Detesto autoajuda.
Mas não é que não goste ou que tenha algum enfado apenas, não suporto, tenho
verdadeira ojeriza, asco, nojo... vomitei! E explico o porquê, meu amigo
leitor, só para você parar com essa cara de que detesta textos escatológicos:
considero insuportavelmente equivocada e traiçoeiramente nefasta a ideia de
querer responsabilizar única e exclusivamente o indivíduo pela situação adversa
ou inversa na qual ele se encontre. É claro que um pensamento negativo não ajuda
em nada, mas, na prática pura e simples do mundo real e concreto, ele gera o
mesmo resultado de qualquer outro tipo de pensamento: nenhum. O pensamento é
apenas uma fabulação abstrata, que pode até motivar transformações, mas, para
que elas ocorram, ele precisa se transformar em ações.
Deixe-me
explicar o motivo dessa minha nova questão para que você não pense que eu
esteja sofrendo de algum tipo de reação adversa após a leitura acidental de um
texto do Mago Coelho. No último mês, passei pela experiência de, após uma
cirurgia no joelho direito, ter de reaprender a andar depois dos trinta anos. Calma!

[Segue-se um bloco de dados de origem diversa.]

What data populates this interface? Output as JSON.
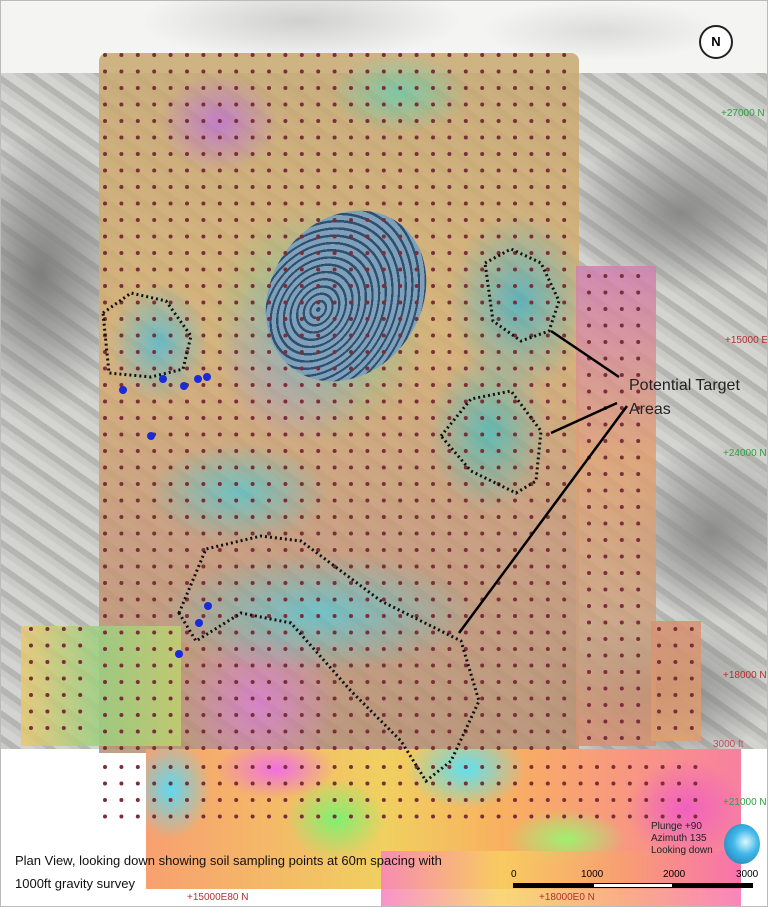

Não se trata aqui de uma história de superação, pois assim cairíamos na
armadilha da promoção da autoajuda, mas certamente tem a ver com uma nova
perspectivação da realidade. Obviamente, não quero dizer que passei a dar mais
valor às pequenas coisas porque as perdi temporariamente. Acho isso tão lamentável
e escroto quanto aquela prática de levar crianças ricas para conhecerem
orfanatos a fim de, com isso, elas passarem a dar mais valor à família e ao que têm
em casa. Ou seja, você vê a dor do outro e dá graças a Deus por não ter de
senti-la. Uma aula de solidariedade burguesa! Não é isso! Desse caminho eu
estou fora! Mas quero retomar minha linha de raciocínio considerando duas dimensões
sobre essa questão.
A primeira delas
é o aspecto individual sim e alguns poderão até confundir com autoajuda, embora
eu negue isso até o último dos meus dias. Ocorre que observando a progressão
dos fatos recentes pelos quais passei e os objetos com que precisei contar e
com os quais convivi, como cama, cadeira de rodas e muletas, entendi que nossas
maiores necessidades são altamente mutáveis a cada dia e que cada etapa ganha e
perde seu valor. Machado de Assis falou sobre isso no conto “O espelho”, quando
disse que a alma exterior do ser humano, ou seja, aquilo que o completa
existencialmente, muda de forma e muda de figura constantemente. Por isso,
quando eu era criança, achava que um brinquedo era muito mais legal do que acho
hoje, assim como há alguns dias atrás ter conseguido ir ao banheiro sozinho foi
muito mais incrível do que é agora. Aliás, as barras de apoio no vaso e no chuveiro
já estão quase voltando a ser invisíveis de novo.
É aí que entra a
segunda dimensão do que eu aprendi: a invisibilidade. Percebi que deficiente mesmo
é o modo como a sociedade enxerga o deficiente. Desculpe o uso do termo
politicamente incorreto, mas precisei dele para criar o trocadilho! Como
portador temporário de uma necessidade especial, não aprendi a dar mais valor à
minha capacidade motora, desenvolvi sim foi uma profunda indignação que se soma
a outras tantas que eu já acumulo e que no fundo têm sempre o mesmo pano de
fundo: a exclusão. Ela é mais do que um princípio, é um valor cultivado,
disseminado e perpetuado em nossa sociedade. Se o mundo fosse pensado numa
perspectiva inclusiva, ele seria acessível para todos. Todos! Seus corredores seriam
largos, suas portas seriam mais amplas, seu chão seria menos irregular e
teríamos rampas menos íngremes e mais elevadores. No entanto, como os
arquitetos do mundo se consideram os eficientes, todos os caminhos continuarão
estreitos e suas portas permanecerão fechadas.
Enfim, o que
verdadeiramente importa na vida de alguém não é o pensamento positivo, mas o
pensamento coletivo. Quem tem de mudar de atitude diante da vida não é o
chamado deficiente, mas o que se acha eficiente. O que de fato precisamos, meu
caro Coelho, é de menos autoajuda e de mais cidadania.